19.5 Encoding nominal categories (without assuming any order)
One-hot encoding is an alternative encoder that prevents the downstream models to make a false assumption about the ordering of categories. For a given feature, it will create as many new columns as there are possible categories. For a given sample, the value of the column corresponding to the category will be set to 1 while all the columns of the other categories will be set to 0.
We see that encoding a single feature will give a table full of zeros and ones. Sparse matrices are efficient data structures when most of your matrix elements are zero.

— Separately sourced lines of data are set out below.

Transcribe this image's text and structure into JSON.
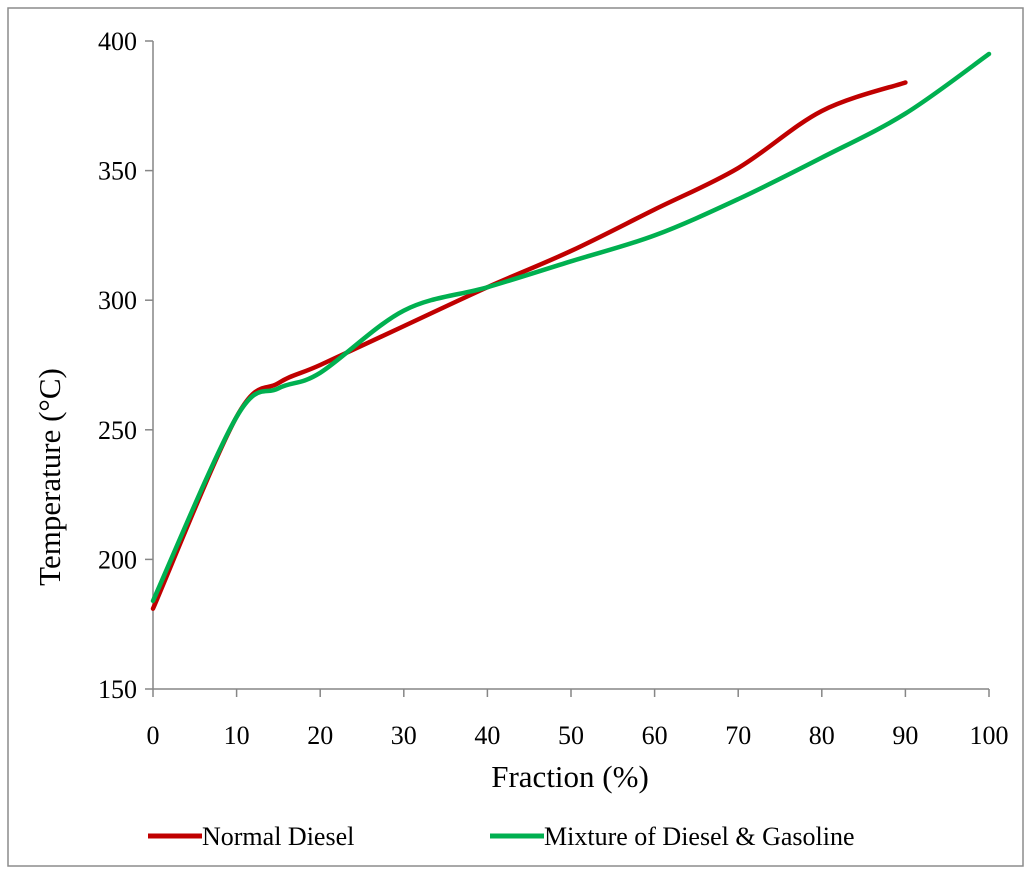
{
  "chart_data": {
    "type": "line",
    "title": "",
    "xlabel": "Fraction (%)",
    "ylabel": "Temperature (°C)",
    "xlim": [
      0,
      100
    ],
    "ylim": [
      150,
      400
    ],
    "x_ticks": [
      0,
      10,
      20,
      30,
      40,
      50,
      60,
      70,
      80,
      90,
      100
    ],
    "y_ticks": [
      150,
      200,
      250,
      300,
      350,
      400
    ],
    "grid": false,
    "legend_position": "bottom",
    "series": [
      {
        "name": "Normal Diesel",
        "color": "#C00000",
        "x": [
          0,
          10,
          15,
          20,
          30,
          40,
          50,
          60,
          70,
          80,
          90
        ],
        "y": [
          181,
          255,
          268,
          275,
          290,
          305,
          319,
          335,
          351,
          373,
          384
        ]
      },
      {
        "name": "Mixture of Diesel & Gasoline",
        "color": "#00B050",
        "x": [
          0,
          10,
          15,
          20,
          30,
          40,
          50,
          60,
          70,
          80,
          90,
          100
        ],
        "y": [
          184,
          255,
          266,
          272,
          296,
          305,
          315,
          325,
          339,
          355,
          372,
          395
        ]
      }
    ]
  }
}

If you want more details about them, you can look at this. (https://scipy-lectures.org/advanced/scipy_sparse/introduction.html#why-sparse-matrices)
19.6 Choosing an encoding strategy
Choosing an encoding strategy will depend on the underlying models and the type of categories (i.e. ordinal vs. nominal).
In general One-Hot encoding is the encoding strategy used when the downstream models are linear models while ordinal encoding is often a good strategy with tree-based models. Using an OrdinalEncoder will output ordinal categories.The impact of violating this ordering assumption is really dependent on the downstream models. Linear models will be impacted by misordered categories while tree-based models will not. One-hot encoding categorical variables with high cardinality can cause computational inefficiency in tree-based models. Because of this, it is not recommended to use OneHotEncoder in such cases even if the original categories do not have a given order.
You can still use an ordinall encoding with linear models but you need to be sure that:
- the original categories (before encoding) have an ordering;
- the encoded categories follow the same ordering than the original categories.